Die soeben geschilderte Vielfalt religiöser Bekenntnisse ist in der Geschichte der USA begründet. Die Gründungsväter stellten durch die strikte Trennung von Staat und Kirche die unbeschränkte Freiheit der Religionsausübung sicher. Die Besiedlung Neuenglands war durch religiöse Dissidenten erfolgt, deren Glaube bereits den Keim zu weiterer Zersplitterung in sich trug. Von ihnen übten besonders die Puritaner einen nachhaltigen Einfluss auf die spätere Republik aus.
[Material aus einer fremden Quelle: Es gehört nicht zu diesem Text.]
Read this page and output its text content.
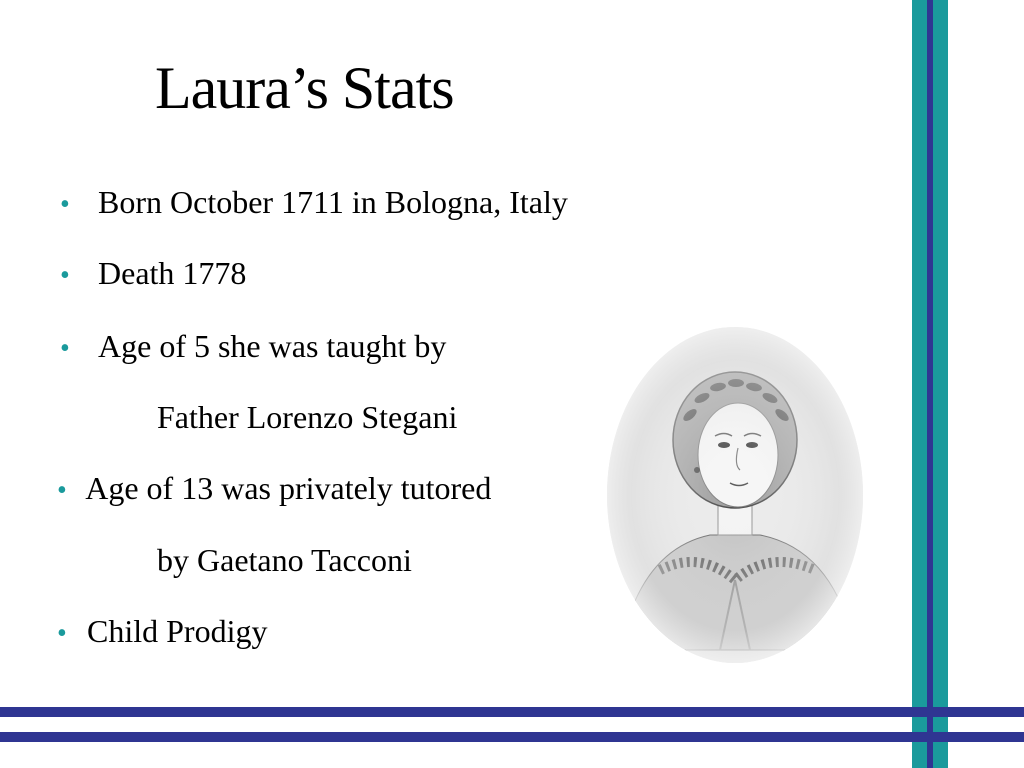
Laura’s Stats
• Born October 1711 in Bologna, Italy
• Death 1778
• Age of 5 she was taught by
Father Lorenzo Stegani
• Age of 13 was privately tutored
by Gaetano Tacconi
• Child Prodigy
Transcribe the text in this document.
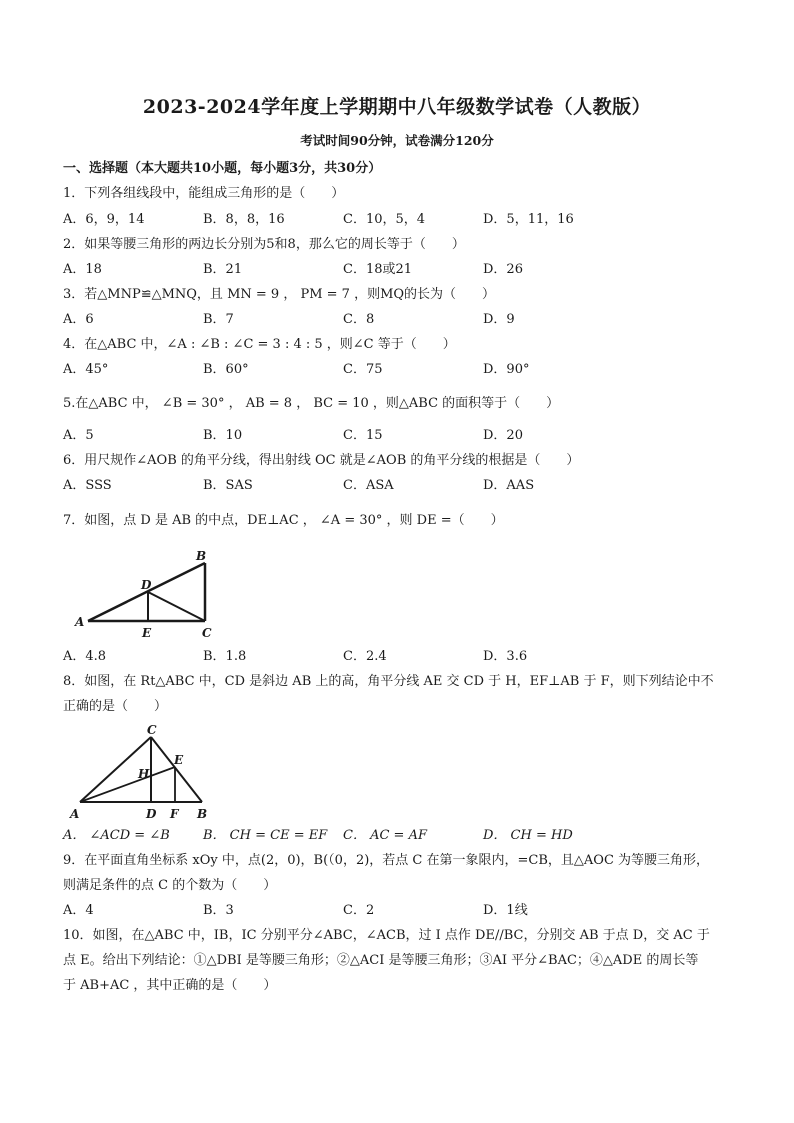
2023-2024学年度上学期期中八年级数学试卷（人教版）
考试时间90分钟，试卷满分120分
一、选择题（本大题共10小题，每小题3分，共30分）
1．下列各组线段中，能组成三角形的是（　　）
A．6，9，14	B．8，8，16	C．10，5，4	D．5，11，16
2．如果等腰三角形的两边长分别为5和8，那么它的周长等于（　　）
A．18	B．21	C．18或21	D．26
3．若△MNP≌△MNQ，且 MN = 9 ， PM = 7 ，则MQ的长为（　　）
A．6	B．7	C．8	D．9
4．在△ABC 中，∠A : ∠B : ∠C = 3 : 4 : 5 ，则∠C 等于（　　）
A．45°	B．60°	C．75	D．90°
5.在△ABC 中， ∠B = 30° ， AB = 8 ， BC = 10 ，则△ABC 的面积等于（　　）
A．5	B．10	C．15	D．20
6．用尺规作∠AOB 的角平分线，得出射线 OC 就是∠AOB 的角平分线的根据是（　　）
A．SSS	B．SAS	C．ASA	D．AAS
7．如图，点 D 是 AB 的中点，DE⊥AC ， ∠A = 30° ，则 DE =（　　）
A
B
C
D
E
A．4.8	B．1.8	C．2.4	D．3.6
8．如图，在 Rt△ABC 中，CD 是斜边 AB 上的高，角平分线 AE 交 CD 于 H，EF⊥AB 于 F，则下列结论中不
正确的是（　　）
A	B
C
D
E
F
H
A． ∠ACD = ∠B	B． CH = CE = EF C． AC = AF	D． CH = HD
9．在平面直角坐标系 xOy 中，点(2，0)，B(（0，2)，若点 C 在第一象限内，=CB，且△AOC 为等腰三角形，
则满足条件的点 C 的个数为（　　）
A．4	B．3	C．2	D．1线
10．如图，在△ABC 中，IB，IC 分别平分∠ABC，∠ACB，过 I 点作 DE//BC，分别交 AB 于点 D，交 AC 于
点 E。给出下列结论：①△DBI 是等腰三角形；②△ACI 是等腰三角形；③AI 平分∠BAC；④△ADE 的周长等
于 AB+AC ，其中正确的是（　　）
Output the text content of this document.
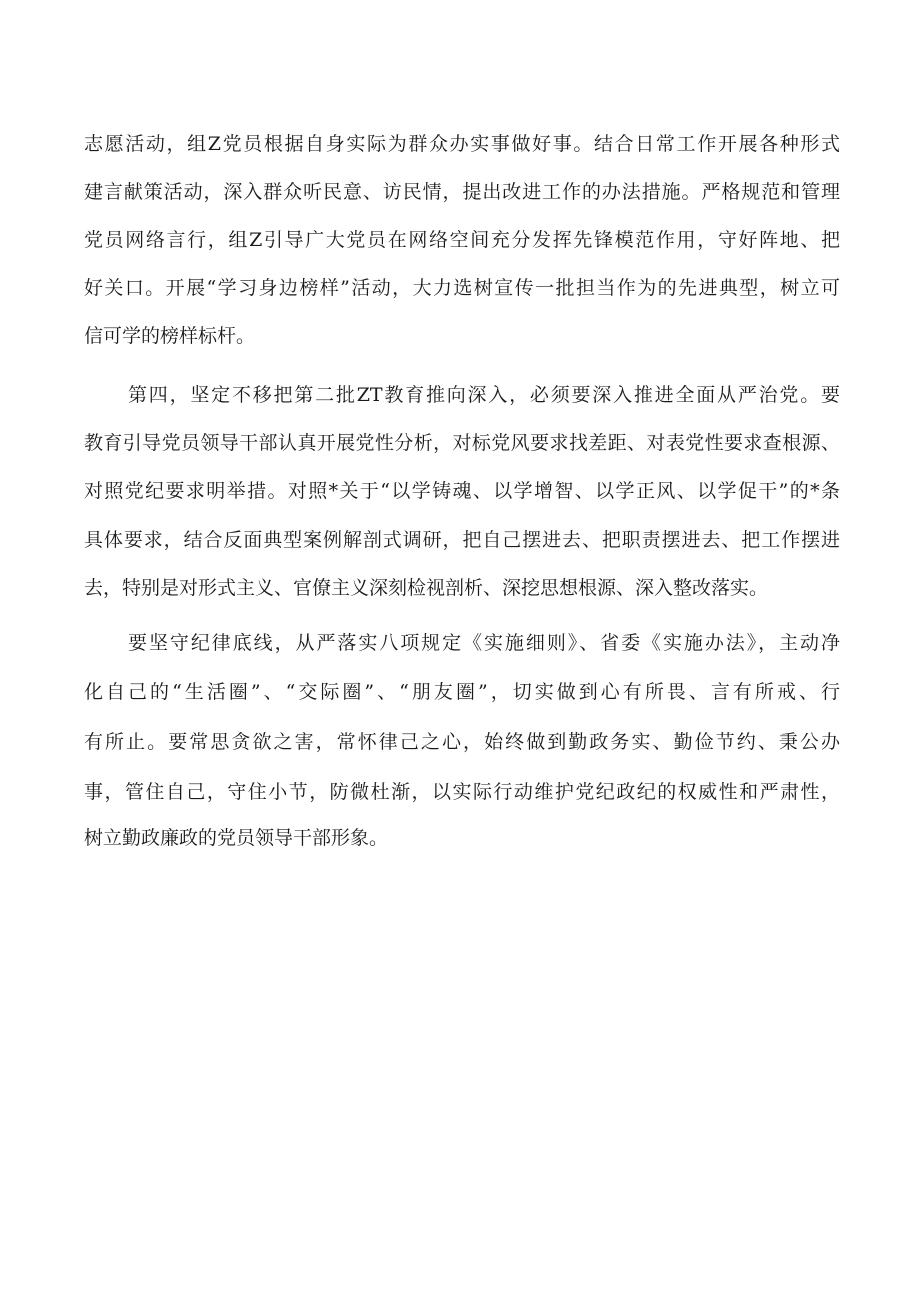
志愿活动，组Z党员根据自身实际为群众办实事做好事。结合日常工作开展各种形式
建言献策活动，深入群众听民意、访民情，提出改进工作的办法措施。严格规范和管理
党员网络言行，组Z引导广大党员在网络空间充分发挥先锋模范作用，守好阵地、把
好关口。开展“学习身边榜样”活动，大力选树宣传一批担当作为的先进典型，树立可
信可学的榜样标杆。
第四，坚定不移把第二批ZT教育推向深入，必须要深入推进全面从严治党。要
教育引导党员领导干部认真开展党性分析，对标党风要求找差距、对表党性要求查根源、
对照党纪要求明举措。对照*关于“以学铸魂、以学增智、以学正风、以学促干”的*条
具体要求，结合反面典型案例解剖式调研，把自己摆进去、把职责摆进去、把工作摆进
去，特别是对形式主义、官僚主义深刻检视剖析、深挖思想根源、深入整改落实。
要坚守纪律底线，从严落实八项规定《实施细则》、省委《实施办法》，主动净
化自己的“生活圈”、“交际圈”、“朋友圈”，切实做到心有所畏、言有所戒、行
有所止。要常思贪欲之害，常怀律己之心，始终做到勤政务实、勤俭节约、秉公办
事，管住自己，守住小节，防微杜渐，以实际行动维护党纪政纪的权威性和严肃性，
树立勤政廉政的党员领导干部形象。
Sie nannten Neuengland "Gottes neues Israel", woraus in der Zeit der Republik "amerikanisches Israel" wurde. Der neue Staat hieß in der Folgezeit auch die "Erlösernation", die dem Rest der Welt das Licht, die Gerechtigkeit und die Freiheit bringen sollte.

Trotz heftiger Kritik von intellektueller Seite haben die Präsidenten in ihren programmatischen Reden der Versuchung nur selten widerstanden, in den Ozean der großen mythischen Worte einzutauchen. Die Nation hat ihnen Gehör geschenkt und sie als Führergestalten anerkannt, die sich für die Durchsetzung des von Gott befohlenen Konsenses der Grundwerte verbürgen. Dieser Vorgang spiegelt eine gewisse Dimension von Transzendenz wider, ohne die für die meisten Amerikaner der Sinn des Lebens bedroht wäre. Der Watergate-Skandal um Richard Nixon oder die durch puritanische Eiferer in die Öffentlichkeit lancierte Sexaffäre von Bill Clinton konnten diese grundsätzliche Übereinstimmung nicht gefährden. Wohl aber zeichnet sich inzwischen die Entwicklung ab, dass Träger des obersten Staatsamtes "wiedergeboren" sein müssen, konkret: eine Bekehrung zu Christus hin erfahren haben. Den Anfang machte Jimmy Carter. Bei der letzten Wahl bezeichneten sich beide Kandidaten, sowohl der Demokrat Gore als auch der Republikaner Bush, als wiedergeboren, und der Kandidat der Demokraten für das Amt des Vizepräsidenten, Lieberman, präsentierte sich der Öffentlichkeit gar als wiedergeborener Jude – ein Hinweis darauf, wie in Zukunft die Kandidaten aus anderen Religionen beschaffen sein müssen. All das bedeutet aber auch, dass ein Amerikaner, der als Atheist gilt, kein öffentliches Amt und schon gar nicht das des Präsidenten bekleiden wird. Der Rede von Präsident Bush vor dem Kongress am 20. September liegen die Grundwerte der amerikanischen Republik zugrunde: Freiheit, Gerechtigkeit, die Führungsmacht Amerikas im Kampf gegen das Böse und Gott als jemand, der nicht neutral bleibt, sondern für die Vereinigten Staaten Partei ergreift. Die verschiedenen Namen für den Krieg, "Allumfassende Gerechtigkeit" (infinite justice) und neuerdings "Anhaltende Freiheit" (enduring freedom), liegen auf derselben Linie. Mit der Rede ihres Präsidenten waren 95% der Amerikaner zufrieden. Die Trauer über das entsetzliche Geschehen wich einem uramerikanischen, patriotischen Kampfgeist. Der Kongress erteilte dem obersten Befehlshaber (commander in chief) bei nur einer Gegenstimme die Vollmacht, Krieghandlungen vorzunehmen gegen Feinde, die von ihm erst noch zu bestimmen waren.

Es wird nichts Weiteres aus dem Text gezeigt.